A range of issues on the table at the Trump-Khan meeting
The statement also said the two leaders will talk about a wide number of issues ranging from defense and counterterrorism to trade and energy “with the goal of creating the conditions for a peaceful South Asia and an enduring partnership” between the two countries. The statement was issued hours after the U.S. State Department said the White House had not yet confirmed reports about the Trump-Khan meeting.
Gandhara reports that on Wednesday, Pakistan’s foreign office was scrambling to explain why the White House wasn’t publicly confirming their announcement of Khan’s planned visit to Washington. Khan had told a TV station in Pakistan earlier this week that he was planning to visit Washington this month but didn’t offer additional information about the trip.
Afghanistan may be the main focus
Although the White House statement suggests the Trump-Khan meeting will have multiple topics of conversation, Michael Kugelman of the Woodrow Wilson Center in Washington believes the agenda will have only a single issue: Afghanistan. He told multiple news outlets that the U.S.’s biggest priority in South Asia is securing peace with the Taliban, and the Trump administration sees Pakistan as a major part of that goal. He predicts that the Trump-Khan meeting will be part of Washington’s bigger push to convince Islamabad to pressure the Taliban to agree to a cease-fire.

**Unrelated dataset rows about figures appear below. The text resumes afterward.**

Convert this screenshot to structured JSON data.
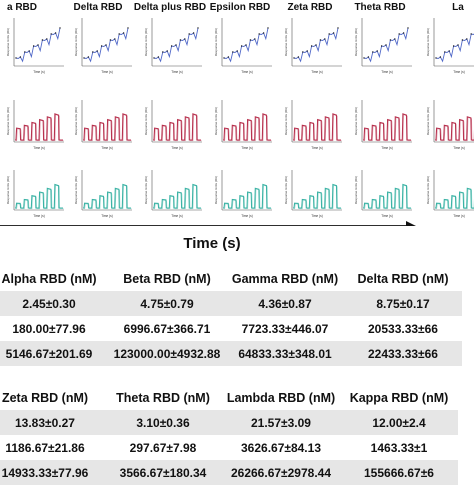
{
  "panel_titles": [
    "a RBD",
    "Delta RBD",
    "Delta plus RBD",
    "Epsilon RBD",
    "Zeta RBD",
    "Theta RBD",
    "La"
  ],
  "axis_text": {
    "top_ylabel": "Response Units (RU)",
    "top_xlabel": "Time (s)",
    "mid_ylabel": "Response Units (RU)",
    "mid_xlabel": "Time (s)",
    "bot_ylabel": "Response Units (RU)",
    "bot_xlabel": "Time (s)"
  },
  "time_axis_label": "Time (s)",
  "colors": {
    "top": "#4f67c8",
    "middle": "#b8324f",
    "bottom": "#3bb3a5"
  },
  "table1": {
    "headers": [
      "Alpha RBD (nM)",
      "Beta RBD (nM)",
      "Gamma RBD (nM)",
      "Delta RBD (nM)"
    ],
    "rows": [
      [
        "2.45±0.30",
        "4.75±0.79",
        "4.36±0.87",
        "8.75±0.17"
      ],
      [
        "180.00±77.96",
        "6996.67±366.71",
        "7723.33±446.07",
        "20533.33±66"
      ],
      [
        "5146.67±201.69",
        "123000.00±4932.88",
        "64833.33±348.01",
        "22433.33±66"
      ]
    ]
  },
  "table2": {
    "headers": [
      "Zeta RBD (nM)",
      "Theta RBD (nM)",
      "Lambda RBD (nM)",
      "Kappa RBD (nM)"
    ],
    "rows": [
      [
        "13.83±0.27",
        "3.10±0.36",
        "21.57±3.09",
        "12.00±2.4"
      ],
      [
        "1186.67±21.86",
        "297.67±7.98",
        "3626.67±84.13",
        "1463.33±1"
      ],
      [
        "14933.33±77.96",
        "3566.67±180.34",
        "26266.67±2978.44",
        "155666.67±6"
      ]
    ]
  }
}
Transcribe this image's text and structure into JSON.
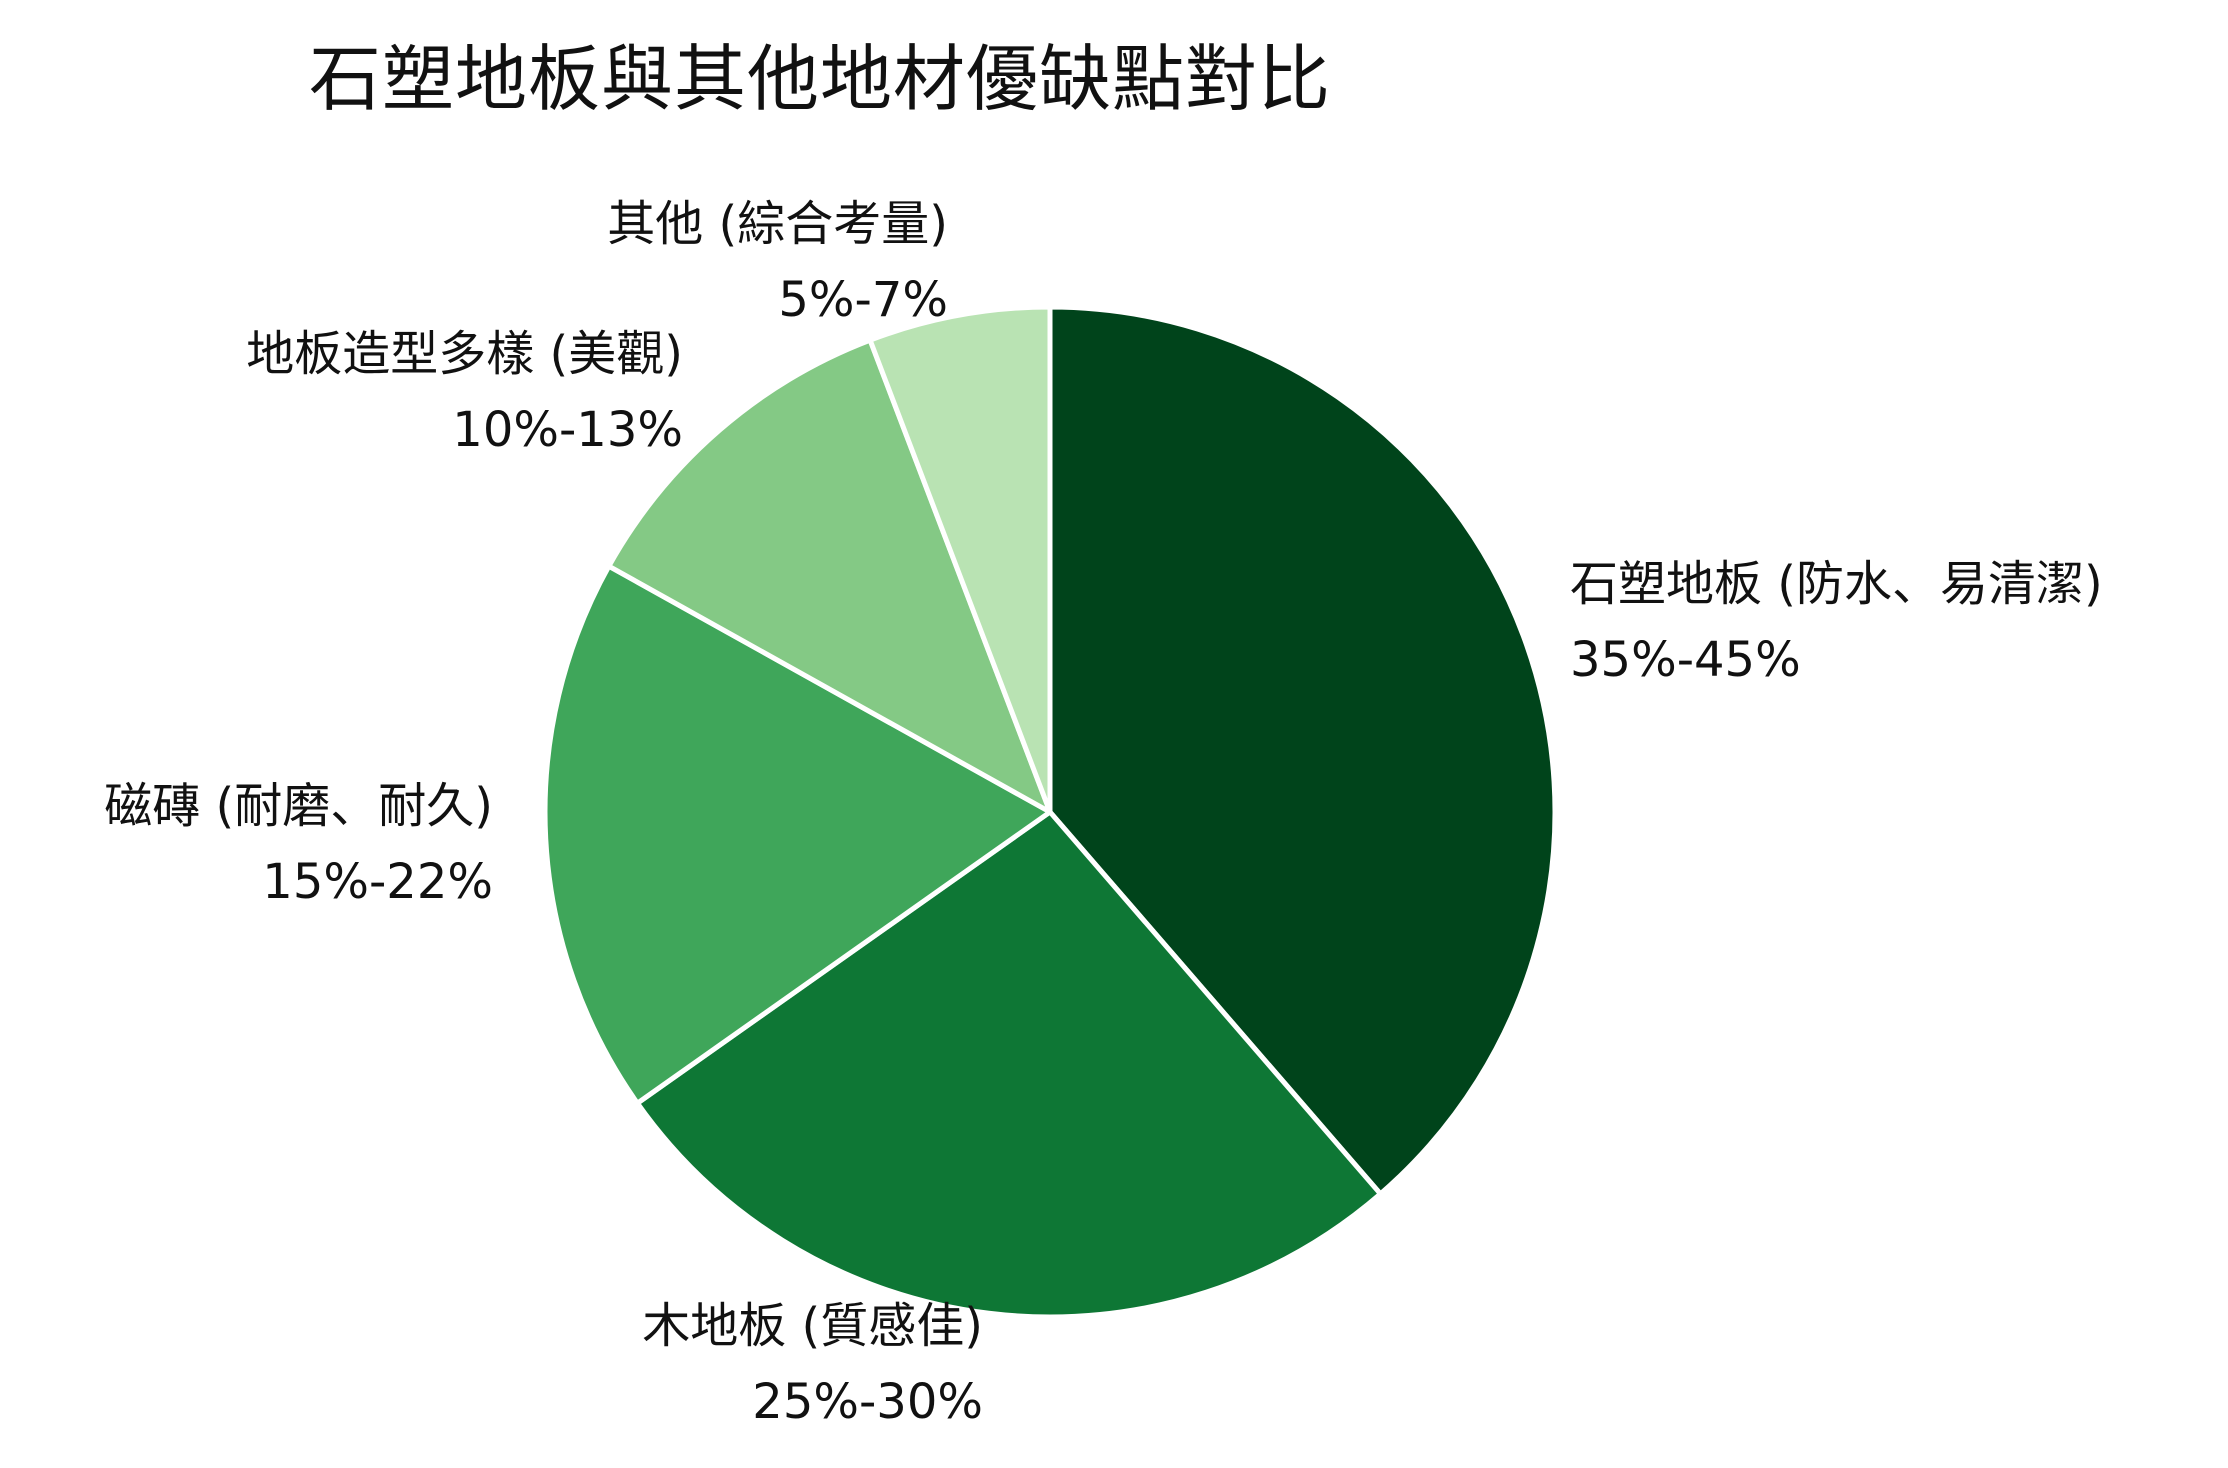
{
  "chart_data": {
    "type": "pie",
    "title": "石塑地板與其他地材優缺點對比",
    "slices": [
      {
        "label": "石塑地板 (防水、易清潔)",
        "range": "35%-45%",
        "value": 40,
        "color": "#00441b"
      },
      {
        "label": "木地板 (質感佳)",
        "range": "25%-30%",
        "value": 27.5,
        "color": "#0e7735"
      },
      {
        "label": "磁磚 (耐磨、耐久)",
        "range": "15%-22%",
        "value": 18.5,
        "color": "#3fa65a"
      },
      {
        "label": "地板造型多樣 (美觀)",
        "range": "10%-13%",
        "value": 11.5,
        "color": "#84c985"
      },
      {
        "label": "其他 (綜合考量)",
        "range": "5%-7%",
        "value": 6,
        "color": "#b9e3b3"
      }
    ],
    "start_angle": "12 o'clock",
    "direction": "clockwise",
    "legend": "none"
  }
}
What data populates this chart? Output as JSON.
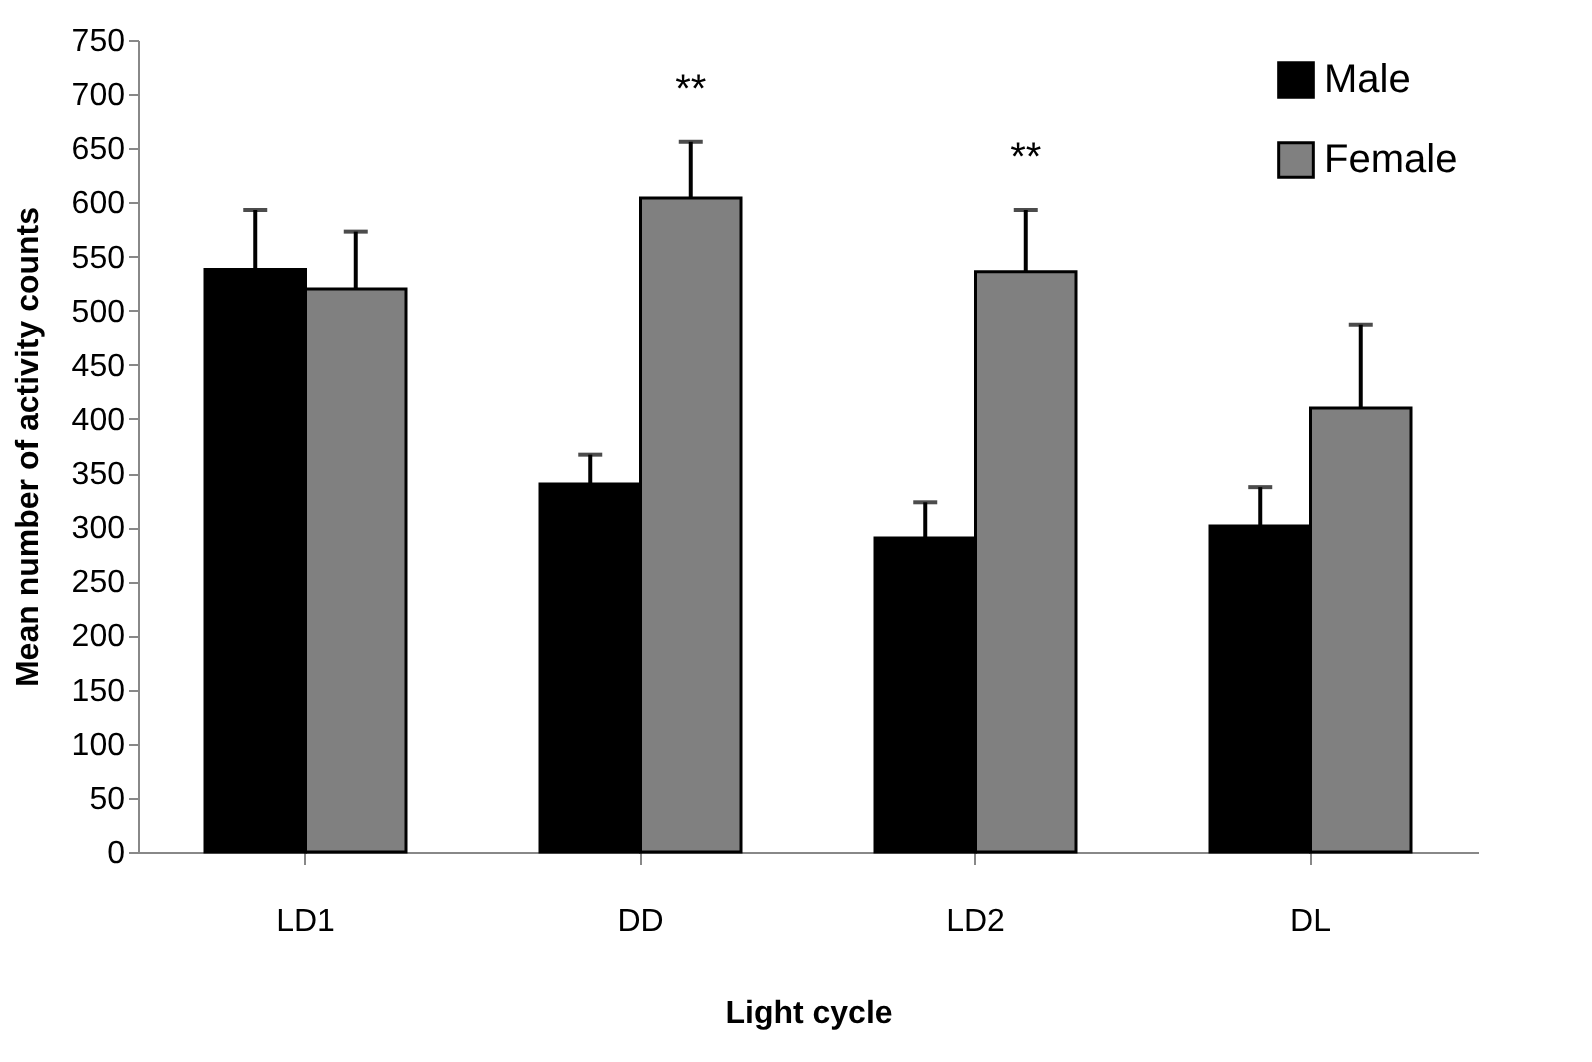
{
  "chart_data": {
    "type": "bar",
    "xlabel": "Light cycle",
    "ylabel": "Mean number of activity counts",
    "categories": [
      "LD1",
      "DD",
      "LD2",
      "DL"
    ],
    "series": [
      {
        "name": "Male",
        "color": "#000000",
        "values": [
          538,
          340,
          290,
          301
        ],
        "errors": [
          [
            538,
            593
          ],
          [
            340,
            367
          ],
          [
            290,
            323
          ],
          [
            301,
            337
          ]
        ]
      },
      {
        "name": "Female",
        "color": "#808080",
        "values": [
          520,
          604,
          536,
          410
        ],
        "errors": [
          [
            520,
            573
          ],
          [
            604,
            656
          ],
          [
            536,
            593
          ],
          [
            410,
            487
          ]
        ]
      }
    ],
    "annotations": [
      "**",
      "**"
    ],
    "ylim": [
      0,
      750
    ],
    "yticks": [
      0,
      50,
      100,
      150,
      200,
      250,
      300,
      350,
      400,
      450,
      500,
      550,
      600,
      650,
      700,
      750
    ],
    "grid": false,
    "legend": "top right"
  }
}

Although Pakistani analysts aren’t expecting any major steps to be taken at the Trump-Khan meeting, they do expect improvements in Pakistan-US relations because both of them are “immensely strong” personalities who “abhor the status quo.”
Dunya News reports that Trump and Khan must also talk about the growing military tension between the U.S. and Iran because Pakistan shares a border with Iran. The news outlet believes a U.S. or Israeli assault on Iran will be severely detrimental to security in Pakistan and also the possibility for peace in Afghanistan.
Pakistan-US relations in focus
This will be the first time Trump has invited Khan to visit the U.S. as prime minister, and Islamabad is hoping to see improvements in Pakistan-US relations. Ties between the two nations have grown cold. Washington alleges that even though the U.S. has sent billions of dollars in financial aid to the South Asian country, Pakistan has been harboring militants who plan deadly attacks against troops in Afghanistan and against India. However, Islamabad denies the allegations.
Voice of America (VOA) notes that the allegations have been a sore spot between Trump and Khan. The Pakistani prime minister entered into a Twitter dispute with the U.S. president over the issue, with Khan defending his nation’s “unmatched” sacrifices and successes in battling terrorism in the region.
Afghanistan has frequently played a role in the dialogue between the two nations. Mushahid Hussain, head of the foreign affairs committee for the Pakistani Senate, told Voice of America that improved Pakistan-US relations are required to promote peace in Afghanistan. He believes Trump now understands this, which is why he may be taking a friendlier approach toward Pakistan.